Aguvis: A New Vision-Based Approach to Cross-Platform GUI Automation

Automated GUI Interaction: A New Approach for Cross-Platform Vision Agents

Automating tasks on graphical user interfaces (GUIs) is a complex field, challenging due to the diversity of platforms and the visual variability of interfaces. Existing approaches, often based on text-based GUI representations, reach their limits when it comes to generalization, efficiency, and scalability. A new research approach pursues a purely visual approach for autonomous GUI agents that works across platforms.

Aguvis: A Unified Framework for Visual GUI Agents

Aguvis is a framework for autonomous GUI agents based solely on visual information. Instead of relying on textual descriptions of GUI elements, Aguvis uses image data as a foundation. Natural language instructions are directly linked to visual elements. A consistent action space ensures cross-platform generalization. This approach allows Aguvis to handle GUI tasks on various platforms, such as desktops, smartphones, and web browsers.

Planning and Reasoning: The Key to Autonomous Navigation

A central element of Aguvis is the integration of explicit planning and reasoning. Through the ability to analyze complex digital environments and plan sequences of actions, Aguvis can autonomously navigate and interact with GUIs. This distinguishes Aguvis from previous approaches, which were often limited to reactive interactions.

Data Foundation and Training: Two-Phase Pipeline for Optimal Performance

To ensure the performance of Aguvis, a comprehensive dataset of GUI agent trajectories was created, which includes multimodal reasoning and grounding. Training takes place in two phases: First, the model focuses on general GUI grounding, followed by planning and reasoning. This two-stage pipeline allows Aguvis to master both basic GUI interactions and more complex, multi-step tasks.

Evaluation and Results: Superiority over Existing Methods

Extensive experiments show that Aguvis outperforms previous state-of-the-art methods in offline and real-world online scenarios. To the best of our knowledge, Aguvis is the first fully autonomous, purely visual GUI agent capable of performing tasks without collaboration with external closed-source models.

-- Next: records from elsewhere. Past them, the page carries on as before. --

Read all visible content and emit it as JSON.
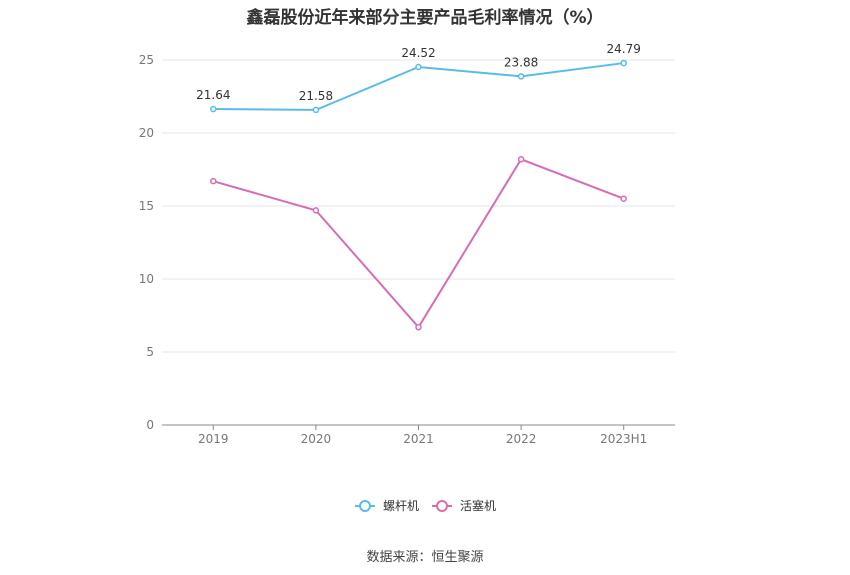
{
  "title": "鑫磊股份近年来部分主要产品毛利率情况（%）",
  "source": "数据来源：恒生聚源",
  "chart_data": {
    "type": "line",
    "categories": [
      "2019",
      "2020",
      "2021",
      "2022",
      "2023H1"
    ],
    "y_ticks": [
      "0",
      "5",
      "10",
      "15",
      "20",
      "25"
    ],
    "ylim": [
      0,
      25
    ],
    "grid": true,
    "legend_position": "bottom",
    "series": [
      {
        "name": "螺杆机",
        "values": [
          21.64,
          21.58,
          24.52,
          23.88,
          24.79
        ],
        "color": "#5bbbe8",
        "labels": [
          "21.64",
          "21.58",
          "24.52",
          "23.88",
          "24.79"
        ]
      },
      {
        "name": "活塞机",
        "values": [
          16.7,
          14.7,
          6.7,
          18.2,
          15.5
        ],
        "color": "#d66db4",
        "labels": []
      }
    ]
  }
}
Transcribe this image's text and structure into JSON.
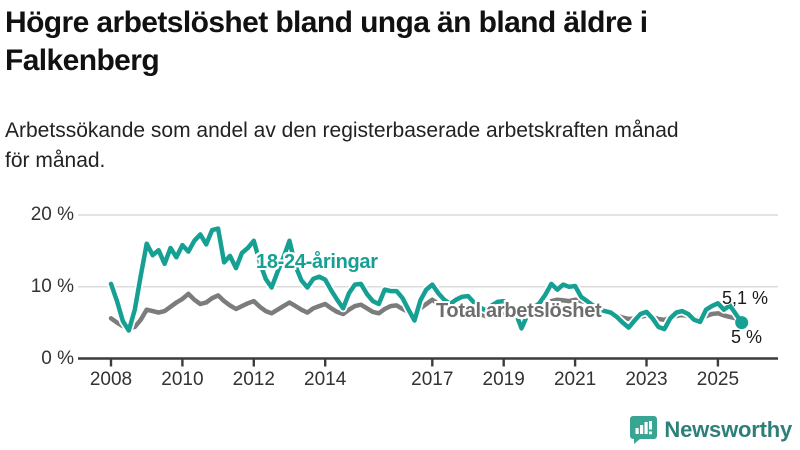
{
  "header": {
    "title": "Högre arbetslöshet bland unga än bland äldre i\nFalkenberg",
    "subtitle": "Arbetssökande som andel av den registerbaserade arbetskraften månad\nför månad."
  },
  "chart_data": {
    "type": "line",
    "title": "Högre arbetslöshet bland unga än bland äldre i Falkenberg",
    "subtitle": "Arbetssökande som andel av den registerbaserade arbetskraften månad för månad.",
    "unit": "%",
    "x_start_year": 2008,
    "points_per_year": 6,
    "ylim": [
      0,
      22
    ],
    "grid": "horizontal",
    "legend_position": "labels-on-chart",
    "yticks": [
      {
        "value": 0,
        "label": "0 %"
      },
      {
        "value": 10,
        "label": "10 %"
      },
      {
        "value": 20,
        "label": "20 %"
      }
    ],
    "xticks": [
      {
        "year": 2008,
        "label": "2008"
      },
      {
        "year": 2010,
        "label": "2010"
      },
      {
        "year": 2012,
        "label": "2012"
      },
      {
        "year": 2014,
        "label": "2014"
      },
      {
        "year": 2017,
        "label": "2017"
      },
      {
        "year": 2019,
        "label": "2019"
      },
      {
        "year": 2021,
        "label": "2021"
      },
      {
        "year": 2023,
        "label": "2023"
      },
      {
        "year": 2025,
        "label": "2025"
      }
    ],
    "series": [
      {
        "name": "18-24-åringar",
        "color": "#16A093",
        "end_label": "5 %",
        "end_value": 5.0,
        "end_dot": true,
        "values": [
          10.4,
          8.0,
          5.2,
          3.9,
          6.8,
          11.5,
          16.0,
          14.4,
          15.1,
          13.2,
          15.4,
          14.1,
          15.8,
          14.9,
          16.4,
          17.3,
          15.9,
          17.9,
          18.1,
          13.4,
          14.3,
          12.6,
          14.7,
          15.4,
          16.4,
          13.4,
          11.1,
          9.9,
          12.1,
          14.1,
          16.4,
          12.9,
          10.9,
          9.9,
          11.1,
          11.4,
          11.0,
          9.5,
          8.2,
          7.0,
          9.1,
          10.3,
          10.4,
          9.0,
          8.0,
          7.6,
          9.6,
          9.4,
          9.4,
          8.4,
          6.8,
          5.3,
          8.1,
          9.6,
          10.3,
          9.1,
          8.2,
          7.6,
          8.2,
          8.6,
          8.7,
          7.8,
          7.1,
          6.7,
          7.4,
          7.9,
          8.0,
          7.2,
          6.4,
          4.2,
          6.1,
          7.1,
          7.7,
          8.9,
          10.4,
          9.6,
          10.3,
          10.0,
          10.1,
          8.6,
          8.0,
          7.4,
          6.9,
          6.6,
          6.4,
          5.8,
          5.0,
          4.3,
          5.3,
          6.2,
          6.5,
          5.6,
          4.4,
          4.1,
          5.6,
          6.4,
          6.6,
          6.2,
          5.4,
          5.1,
          6.8,
          7.3,
          7.7,
          6.8,
          7.4,
          6.2,
          5.0
        ]
      },
      {
        "name": "Total arbetslöshet",
        "color": "#7c7c7c",
        "end_label": "5,1 %",
        "end_value": 5.1,
        "end_dot": false,
        "values": [
          5.6,
          5.0,
          4.5,
          4.2,
          4.4,
          5.4,
          6.8,
          6.6,
          6.4,
          6.6,
          7.2,
          7.8,
          8.3,
          9.0,
          8.2,
          7.6,
          7.8,
          8.4,
          8.8,
          8.0,
          7.4,
          6.9,
          7.3,
          7.7,
          8.0,
          7.2,
          6.6,
          6.3,
          6.8,
          7.3,
          7.8,
          7.3,
          6.8,
          6.4,
          7.0,
          7.3,
          7.6,
          7.0,
          6.5,
          6.2,
          6.8,
          7.3,
          7.5,
          7.0,
          6.5,
          6.3,
          6.9,
          7.3,
          7.4,
          6.9,
          6.5,
          6.4,
          7.0,
          7.6,
          8.2,
          7.6,
          7.0,
          6.6,
          6.8,
          7.0,
          7.0,
          6.6,
          6.2,
          5.9,
          6.1,
          6.3,
          6.4,
          6.1,
          5.8,
          5.5,
          5.8,
          6.2,
          6.6,
          7.2,
          8.0,
          8.2,
          8.1,
          8.0,
          8.2,
          8.0,
          7.8,
          7.4,
          7.0,
          6.6,
          6.3,
          6.0,
          5.7,
          5.5,
          5.6,
          5.8,
          6.0,
          5.8,
          5.5,
          5.4,
          5.7,
          5.9,
          6.1,
          5.9,
          5.6,
          5.5,
          5.9,
          6.2,
          6.3,
          6.0,
          5.8,
          5.6,
          5.1
        ]
      }
    ],
    "colors": {
      "grid": "#dcdcdc",
      "axis": "#3c3c3c",
      "halo": "#ffffff"
    }
  },
  "logo": {
    "text": "Newsworthy",
    "mark_color": "#38A593",
    "text_color": "#2F7F79"
  }
}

Open Source: Promoting Future Research

To promote further research in this area, all datasets, models, and training recipes of Aguvis are made available open source. This allows other researchers to build on the results and further advance the development of autonomous GUI agents.

Potential and Outlook: Diverse Application Possibilities

The development of autonomous GUI agents like Aguvis opens up diverse application possibilities. From automating repetitive office tasks to supporting people with disabilities in using digital devices, the potential of this technology is enormous. Future research could focus on improving the robustness and adaptability of GUI agents in dynamic and unpredictable environments.

Bibliographie: Xu, Y. et al. (2024). Aguvis: Unified Pure Vision Agents for Autonomous GUI Interaction. arXiv preprint arXiv:2412.04454. OpenReview.net. Aguvis: Unified Pure Vision Agents for Autonomous GUI Interaction. ranpox. (n.d.). Awesome-computer-use. GitHub repository. ChatPaper. (2024). Aguvis: Unified Pure Vision Agents for Autonomous GUI Interaction. Liu, X. et al. (2024). AutoGLM: Autonomous Foundation Agents for GUIs. arXiv preprint arXiv:2411.00820. showlab. (n.d.). Awesome-GUI-Agent. GitHub repository. Chen, W. et al. (2024). GUICourse: From General Vision Language Model to Versatile GUI Agent. arXiv preprint arXiv:2406.11317v1. Del Grosso, A. et al. (2023). Engineering modularity in biochemical networks using compartmentalization and spatial patterning. ACS Synthetic Biology. Sarkar, S. et al. (2021). A review of advances in the bio-inspired computation domain. European Biophysics Journal.